Biomarkers and Bioinformatics Oral Presentation

PS09.05 - Value of serum neurofilament light chain levels as a biomarker of suboptimal treatment response in MS clinical practice

  • Ö. Yaldizli
  • Ö. Yaldizli
  • P. Benkert
  • A. Maceski
  • M. Barakovic
  • R. Todea
  • A. Cagol
  • S. Schaedelin
  • G. Disanto
  • J. Oechtering
  • A. Orleth
  • D. Rey
  • T. Sinnecker
  • R. Rahmanzadeh
  • S. Zadic
  • R. Galbusera
  • L. Achtnichts
  • S. Aeschbacher
  • A. Chan
  • D. Conen
  • T. Derfuss
  • O. Findling
  • B. Fischer-Barnicol
  • K. Hrusovsky
  • H. Kropshofer
  • P. Lalive
  • J. Lieb
  • J. Lorscheider
  • P. Maggi
  • C. Müller
  • S. Müller
  • Y. Naegelin
  • J. Müller
  • J. Oksenberg
  • C. Pot
  • R. Du Pasquier
  • E. Radue
  • A. Salmen
  • J. Vehoff
  • E. Waubant
  • S. Wellmann
  • H. Wiendl
  • J. Wuerfel
  • C. Zecca
  • K. Berger
  • C. Gobbi
  • L. Kappos
  • D. Leppert
  • C. Granziera
  • J. Kuhle
Presentation Number
Presentation Topic
Biomarkers and Bioinformatics
Lecture Time
10:09 - 10:21



Serum neurofilament light chain (sNfL) reflects neuro-axonal damage and may qualify as a biomarker of suboptimal response to disease modifying therapy (DMT).

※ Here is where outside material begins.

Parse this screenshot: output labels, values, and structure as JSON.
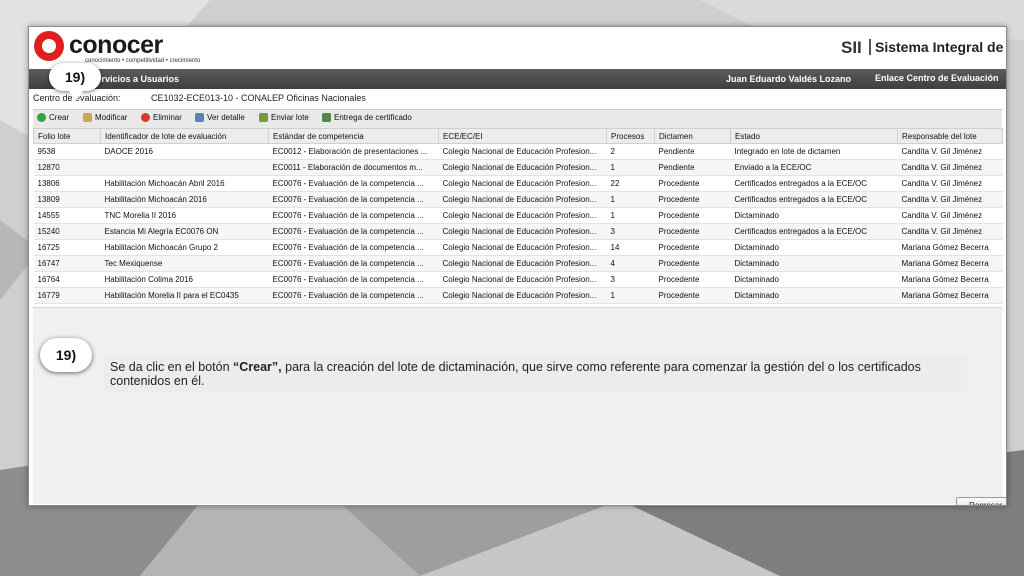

To investigate the predictive value of sNfL in clinically isolated syndrome (CIS) and relapsing-remitting (RR) MS patients with established DMT for future MS disease activity in the Swiss MS Cohort Study.


All patients were on DMT for at least 3 months. sNfL was measured 6 or 12-monthly with the NF-light®assay. The association between sNfL and age was modeled using a generalized additive model for location scale and shape. Z-scores (sNfLz) were derived thereof, reflecting the deviation of a patient sNfL value from the mean value of same age healthy controls (n=8865 samples). We used univariable mixed logistic regression models to investigate the association between sNfLz and the occurrence of clinical events (relapses, EDSS worsening [≥1.5 steps if EDSS 0; ≥1.0 if 1.0-5.5 or ≥0.5 if >5.5] in the following year in all patients, and in those fulfilling NEDA-3 criteria (no relapses, EDSS worsening, contrast enhancing or new/enlarging T2 lesions in brain MRI, based on previous year). We combined sNfLz with clinical and MRI measures of MS disease activity in the previous year (EDA-3) in a multivariable mixed logistic regression model for predicting clinical events in the following year.


sNfL was measured in 1062 patients with 5192 longitudinal samples (median age 39.7 yrs; EDSS 2.0; 4.1% CIS, 95.9% RRMS; median follow-up 5 yrs). sNfLz predicted clinical events in the following year (OR 1.21 [95%CI 1.11-1.36], p<0.001, n=4624). This effect increased in magnitude with increasing sNfLz (sNfLz >1: OR 1.41 [95%CI 1.15-1.73], p=0.001; >1.5: OR 1.80 [95%CI 1.43-2.28], p<0.001; >2: OR 2.33 [95%CI 1.74-3.14], p<0.001). Similar results were found for the prediction of future new/enlarging T2 lesions and brain volume loss. In the multivariable model, new/enlarging T2 lesions (OR 1.88 [95%CI 1.13-3.12], p=0.016) and sNfLz>1.5 (OR 2.18 [95%CI 1.21-3.90], p=0.009) predicted future clinical events (n=853), while previous EDSS worsening, previous relapses and current contrast enhancement did not. In NEDA-3 patients, change of sNfLz (per standard deviation) was associated with a 37% increased risk of clinical events in the subsequent year (OR 1.37 [95%CI 1.04-1.78], p=0.025, n=587).


Our data support the value of sNfL levels, beyond the NEDA3 concept, for treatment monitoring in MS clinical practice.